How have all the factors above been brought together to estimate a fair value?
  • The analysts have a consensus price target of $99.948 for Ingersoll Rand based on their expectations of its future earnings growth, profit margins and other risk factors. However, there is a degree of disagreement amongst analysts, with the most bullish reporting a price target of $114.0, and the most bearish reporting a price target of just $82.17.
  • In order for you to agree with the analyst's consensus, you'd need to believe that by 2028, revenues will be $8.4 billion, earnings will come to $1.3 billion, and it would be trading on a PE ratio of 37.4x, assuming you use a discount rate of 7.5%.
  • Given the current share price of $81.61, the analyst price target of $99.95 is 18.3% higher.
  • We always encourage you to reach your own conclusions though. So sense check these analyst numbers against your own assumptions and expectations based on your understanding of the business and what you believe is probable.

How well do narratives help inform your perspective?

Disclaimer

Warren A.I. is a tool utilizing a Large Language Model (LLM) that ingests data on consensus price targets, forecasted revenue and earnings figures, as well as the transcripts of earnings calls to produce qualitative analysis.

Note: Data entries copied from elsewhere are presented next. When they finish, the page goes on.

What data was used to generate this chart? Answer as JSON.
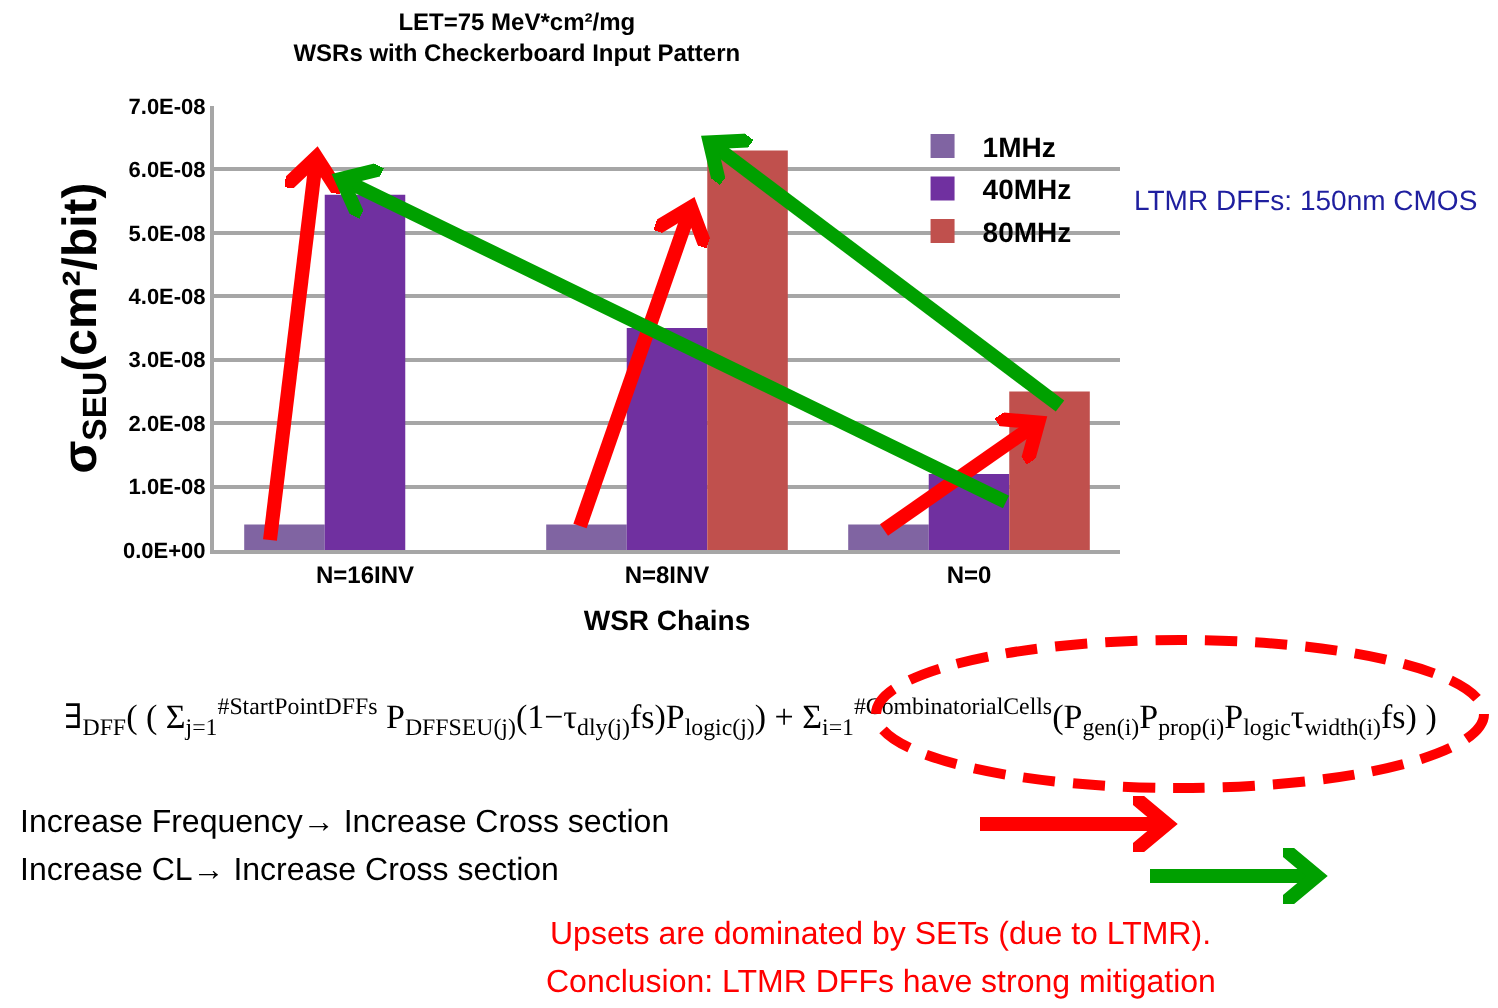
{
  "chart_data": {
    "type": "bar",
    "title": "LET=75 MeV*cm²/mg",
    "subtitle": "WSRs with Checkerboard Input Pattern",
    "xlabel": "WSR Chains",
    "ylabel": "σ$_{SEU}$(cm²/bit)",
    "categories": [
      "N=16INV",
      "N=8INV",
      "N=0"
    ],
    "series": [
      {
        "name": "1MHz",
        "color": "#8064a2",
        "values": [
          4e-09,
          4e-09,
          4e-09
        ]
      },
      {
        "name": "40MHz",
        "color": "#7030a0",
        "values": [
          5.6e-08,
          3.5e-08,
          1.2e-08
        ]
      },
      {
        "name": "80MHz",
        "color": "#c0504d",
        "values": [
          null,
          6.3e-08,
          2.5e-08
        ]
      }
    ],
    "ylim": [
      0,
      7e-08
    ],
    "yticks": [
      {
        "value": 0,
        "label": "0.0E+00"
      },
      {
        "value": 1e-08,
        "label": "1.0E-08"
      },
      {
        "value": 2e-08,
        "label": "2.0E-08"
      },
      {
        "value": 3e-08,
        "label": "3.0E-08"
      },
      {
        "value": 4e-08,
        "label": "4.0E-08"
      },
      {
        "value": 5e-08,
        "label": "5.0E-08"
      },
      {
        "value": 6e-08,
        "label": "6.0E-08"
      },
      {
        "value": 7e-08,
        "label": "7.0E-08"
      }
    ],
    "grid": "y",
    "legend": "top right",
    "annotations": [
      "LTMR DFFs: 150nm CMOS",
      "∃$_{DFF}$( ( Σ$_{j=1}$$^{#StartPointDFFs}$ P$_{DFFSEU(j)}$(1−τ$_{dly(j)}$fs)P$_{logic(j)}$) + Σ$_{i=1}$$^{#CombinatorialCells}$(P$_{gen(i)}$P$_{prop(i)}$P$_{logic}$τ$_{width(i)}$fs) )",
      "Increase Frequency→ Increase Cross section",
      "Increase CL→ Increase Cross section",
      "Upsets are dominated by SETs (due to LTMR).",
      "Conclusion: LTMR DFFs have strong mitigation"
    ]
  }
}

The narratives produced by Warren A.I. are general in nature and are based solely on analyst data and publicly-available material published by the respective companies. These scenarios are not indicative of the company's future performance and are exploratory in nature. Simply Wall St has no position in the company(s) mentioned. Simply Wall St may provide the securities issuer or related entities with website advertising services for a fee, on an arm's length basis. These relationships have no impact on the way we conduct our business, the content we host, or how our content is served to users. The price targets and estimates used are consensus data, and do not constitute a recommendation to buy or sell any stock, and they do not take account of your objectives, or your financial situation. Note that Warren A.I.'s analysis may not factor in the latest price-sensitive company announcements or qualitative material.